Dans la partie scientifique notamment, c’est très maitrisé. J’ai choisi trois intervenants scientifiques, un chercheur de l’INSERM, Pierre Rustin, le Dr Orssaud, de l’hôpital Pompidou à Paris, qui parle de la maladie et de la thérapie pharmacologique , et Marisol Corral-Debrinski pour la partie recherche et thérapeutique génétique.
On arrive au montage avec énormément de rushes et il faut choisir, c‘est à la fois enthousiasmant car le film se construit, mais aussi pénible car il faut renoncer à certaines choses. Il est important d’avoir à ses côtés un monteur concerné, intéressé par le sujet, qui apporte un autre regard, pour l’intérêt du film.
• L’émission s’adresse à tout public, mais est suivie en particulier par des personnes mal ou non voyantes. Comment prenez-vous cela en compte ?
Dans le cœur du sujet bien entendu, et aussi dans la construction du film, dans le montage. Le commentaire est important. Ce qui ne peut pas être forcément vu doit être dit. On soigne le son car les personnes non voyantes ou malvoyantes y sont sensibles. On a une écriture un peu différente, un rythme particulier, un peu moins rapide. On laisse peu de silences. Pour une personne non ou malvoyante un silence équivaut à un trou noir pour une personne qui n’as pas de handicap visuel.
• Concernant les personnes atteintes de NOH et leurs proches, avez-vous souhaité leur transmettre un message et lequel ?
Oui, j’espère leur transmettre un message d’espoir. Le film parle beaucoup de thérapeutique, les témoins se projettent dans l’avenir, une porte est ouverte.
• Finalement, qu’avez-vous retenu de cette expérience et de la maladie ? Qu’est-ce qui vous restera de cette expérience ?

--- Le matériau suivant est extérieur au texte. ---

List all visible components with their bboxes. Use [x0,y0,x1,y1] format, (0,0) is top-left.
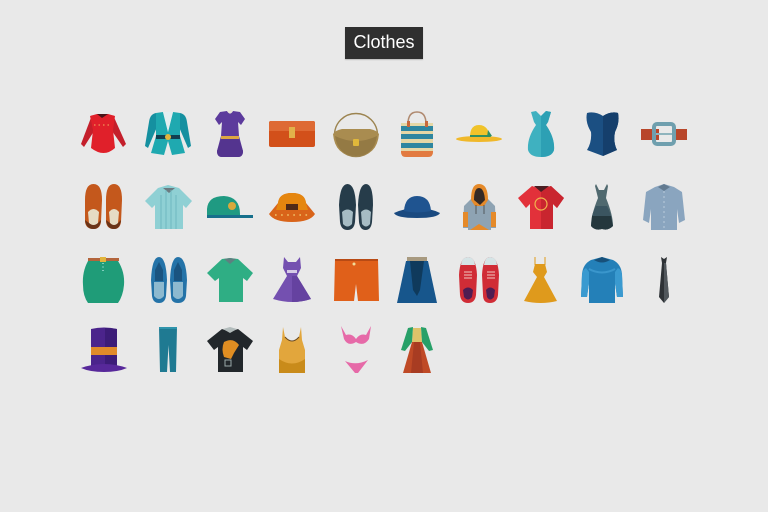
icon: grey orange hoodie [463,184,496,230]
icon: navy skirt [397,257,437,303]
icon: blue sweater [581,257,623,303]
icon: dark gown [591,184,613,230]
icon: grey-blue shirt [643,184,685,230]
icon: striped tote [401,112,433,157]
icon: black graphic tee [207,327,253,372]
icon: blue hat [394,196,440,218]
icon: yellow tank top [279,327,305,373]
icon: orange bucket hat [269,193,315,222]
icon: teal jeans [159,327,177,372]
icon: green cap [207,196,253,218]
icon: dark shoes [339,184,373,230]
icon: red blouse [81,114,126,153]
icon: brown shoes [85,184,122,229]
icon: green jacket and red skirt [401,327,433,373]
icon: red tee [518,186,564,229]
icon: orange case [269,121,315,147]
icon: tan round bag [333,114,379,156]
title [345,27,423,59]
icon: teal gown [528,111,554,157]
icon: pale striped shirt [145,185,192,229]
icon: violet dress [273,257,311,302]
icon: green polo [207,258,253,302]
icon: green skirt [83,257,124,303]
icon: black tie [659,257,669,303]
icon: teal blazer [145,112,191,155]
icon: red sneakers [459,257,499,303]
icon: pink bikini [341,326,371,373]
icon: blue shoes [151,257,187,303]
icon: purple top hat [81,328,127,372]
icon: orange shorts [334,259,379,301]
icon: yellow sun hat [456,125,502,142]
icon: navy corset [586,112,619,156]
icon: yellow dress [524,257,557,303]
icon: red belt [641,124,687,144]
icon: purple dress [215,110,245,157]
title: Clothes [353,32,415,52]
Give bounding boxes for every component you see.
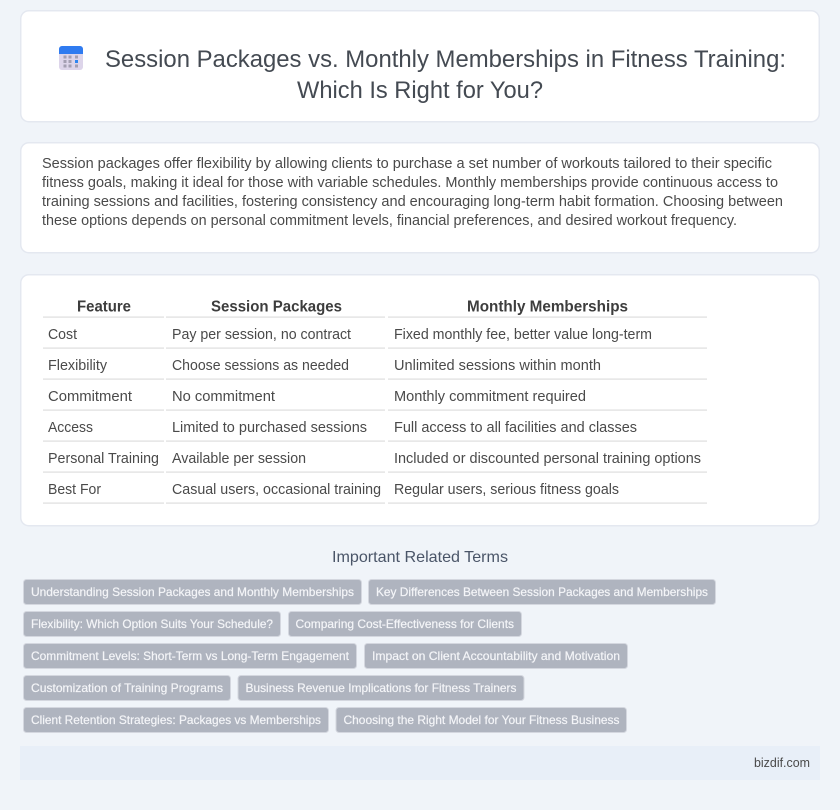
text block: introduction paragraph: Session packages offer flexibility by allowing clients to purchase a set number of workouts tailored to their specific (42, 156, 772, 172)
related term tags (24, 580, 716, 732)
tag (368, 580, 716, 604)
table header (77, 298, 628, 316)
table row: cost: Pay per session, no contract (172, 327, 351, 343)
table row: access: Limited to purchased sessions (172, 420, 367, 436)
tag: Commitment Levels: Short-Term vs Long-Term Engagement (31, 649, 350, 663)
table row: flexibility (48, 358, 601, 374)
tag (24, 644, 356, 668)
panel: comparison table (21, 275, 819, 526)
table row: cost: Fixed monthly fee, better value long-term (394, 327, 652, 343)
table header: Monthly Memberships (467, 298, 628, 316)
tag (24, 676, 230, 700)
table row: best for: Best For (48, 482, 101, 498)
footer: bizdif.com (754, 755, 810, 770)
table row: commitment (48, 389, 586, 405)
table row: best for: Regular users, serious fitness goals (394, 482, 619, 498)
tag (24, 580, 362, 604)
tag: Business Revenue Implications for Fitness Trainers (246, 681, 516, 695)
table row: personal training (48, 451, 701, 467)
text block: introduction paragraph: training sessions and facilities, fostering consistency and encouraging long-term habit formation. Choosing between (42, 194, 783, 210)
table row: personal training: Personal Training (48, 451, 159, 467)
table header: Feature (77, 298, 131, 316)
text block: introduction paragraph: these options depends on personal commitment levels, financial preferences, and desired workout frequency. (42, 213, 737, 229)
text block: introduction paragraph (42, 156, 783, 229)
tag: Understanding Session Packages and Monthly Memberships (31, 585, 354, 599)
title: Which Is Right for You? (297, 77, 543, 104)
table row: access: Access (48, 420, 93, 436)
table header: Session Packages (211, 298, 342, 316)
title: Session Packages vs. Monthly Memberships in Fitness Training: (105, 46, 786, 73)
title (105, 46, 786, 104)
tag: Impact on Client Accountability and Motivation (372, 649, 620, 663)
tag: Flexibility: Which Option Suits Your Schedule? (31, 617, 273, 631)
table row: cost (48, 327, 652, 343)
table row: best for (48, 482, 619, 498)
text block: introduction paragraph: fitness goals, making it ideal for those with variable schedules. Monthly memberships provide continuous access to (42, 175, 778, 191)
table row: access (48, 420, 637, 436)
table row: flexibility: Unlimited sessions within month (394, 358, 601, 374)
table row: personal training: Included or discounted personal training options (394, 451, 701, 467)
tag: Key Differences Between Session Packages and Memberships (376, 585, 708, 599)
footer (20, 746, 820, 780)
table row: commitment: Monthly commitment required (394, 389, 586, 405)
table row: personal training: Available per session (172, 451, 306, 467)
tag: Customization of Training Programs (31, 681, 223, 695)
panel: introduction (21, 143, 819, 253)
table row: flexibility: Flexibility (48, 358, 108, 374)
table row: best for: Casual users, occasional training (172, 482, 381, 498)
tag: Comparing Cost-Effectiveness for Clients (296, 617, 514, 631)
icon: calendar (59, 46, 83, 70)
tag (364, 644, 628, 668)
table row: commitment: Commitment (48, 389, 132, 405)
tag: Client Retention Strategies: Packages vs Memberships (31, 713, 321, 727)
table row: flexibility: Choose sessions as needed (172, 358, 349, 374)
table row: cost: Cost (48, 327, 77, 343)
tag (24, 708, 328, 732)
table row: commitment: No commitment (172, 389, 275, 405)
heading: important related terms: Important Related Terms (332, 549, 508, 566)
tag: Choosing the Right Model for Your Fitness Business (344, 713, 620, 727)
tag (288, 612, 522, 636)
table row: access: Full access to all facilities and classes (394, 420, 637, 436)
panel: title header (21, 11, 819, 122)
tag (238, 676, 524, 700)
tag (336, 708, 626, 732)
tag (24, 612, 280, 636)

Pour « A vous de voir », je ressors toujours avec un sentiment d’avoir fait des rencontres, que ce monde- là, étranger pour moi, voyante , m’est pourtant très proche. C’est le sentiment d’un monde familier.
Ces personnes prennent leur maladie avec une distance, une sagesse, une joie de vivre époustouflante. Je suis bluffée. Il y a une leçon de vie incroyable et j’aimerais que ce soit cela qui ressorte. Mais je ne veux pas mettre de côté ceux qui ont plus de mal avec la maladie, j’espère qu’ils s’y retrouveront quand même, d’une certaine manière.
Propos recueillis par Valérie Delneste, bénévole de l’association Ouvrir Les Yeux. Merci à elle et à Emmanuelle Sapin pour le temps qu’elles ont généreusement consacré à cet entretien.